Manager - Information Security

Navy Federal Credit Union

Phil Bennett is Manager, Information Security Governance Horizontal Services at Navy Federal Credit Union, Vienna, Virginia. Phil has led cyber security advisory and assurance teams in the financial sector since 2002. In March 2020, he joined the Navy Federal Credit Union to lead cyber security horizontal governance functions including metrics and reporting, phishing and communications. Phil holds the Certified Information System Security Professional (CISSP), Shared Assessments Certified Third Party Risk Professional (CTPRP), Certified Information Security Manager (CISM) certifications, and the M&A @ Columbia Business School certificate.

Atul Vashistha


Chairman and CEO

Supply Wisdom

Atul Vashistha is recognized globally as a leading expert on globalization, governance, and risk.
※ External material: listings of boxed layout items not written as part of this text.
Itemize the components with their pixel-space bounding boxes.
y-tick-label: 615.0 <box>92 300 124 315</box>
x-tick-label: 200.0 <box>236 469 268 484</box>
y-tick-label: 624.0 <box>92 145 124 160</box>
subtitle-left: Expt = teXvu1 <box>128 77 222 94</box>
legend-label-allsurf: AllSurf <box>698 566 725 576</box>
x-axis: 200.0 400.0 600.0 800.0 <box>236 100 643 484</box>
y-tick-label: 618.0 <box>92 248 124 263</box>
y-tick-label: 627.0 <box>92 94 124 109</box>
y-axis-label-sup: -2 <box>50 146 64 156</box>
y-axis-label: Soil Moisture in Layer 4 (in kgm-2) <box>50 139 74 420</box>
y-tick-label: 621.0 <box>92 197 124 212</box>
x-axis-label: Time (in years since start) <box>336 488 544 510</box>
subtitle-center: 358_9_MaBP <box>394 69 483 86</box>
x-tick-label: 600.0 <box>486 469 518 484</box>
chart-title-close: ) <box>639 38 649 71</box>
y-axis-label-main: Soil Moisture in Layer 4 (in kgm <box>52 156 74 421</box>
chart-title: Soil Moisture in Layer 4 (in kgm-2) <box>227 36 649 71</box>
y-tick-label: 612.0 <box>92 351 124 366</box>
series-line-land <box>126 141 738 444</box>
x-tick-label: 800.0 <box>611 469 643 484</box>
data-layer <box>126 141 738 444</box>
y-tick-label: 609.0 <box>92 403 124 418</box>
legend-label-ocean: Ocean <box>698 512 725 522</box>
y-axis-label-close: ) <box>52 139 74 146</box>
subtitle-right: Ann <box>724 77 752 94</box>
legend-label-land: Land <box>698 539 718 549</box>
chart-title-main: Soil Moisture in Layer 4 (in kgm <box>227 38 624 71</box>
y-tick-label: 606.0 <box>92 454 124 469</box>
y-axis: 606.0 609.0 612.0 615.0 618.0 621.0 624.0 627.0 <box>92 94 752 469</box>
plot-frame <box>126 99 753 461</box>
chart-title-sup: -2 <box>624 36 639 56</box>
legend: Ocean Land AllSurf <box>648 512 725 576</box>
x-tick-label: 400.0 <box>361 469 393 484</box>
He has authored three best-selling books: The Offshore Nation, Globalization Wisdom and Outsourcing Wisdom. Atul pioneered the global sourcing advisory space in 1999 when he founded Neo Group and is also the founder and Chairman of Supply Wisdom. Founded in 2012 as an early warning service for business disruption risk, today, Supply Wisdom® is the market leading patented real-time and continuous risk intelligence and monitoring solution. Atul serves on the boards of the US Department of Defense Business Board (Vice Chair), IAOP, Shared Assessments, and Zemoga.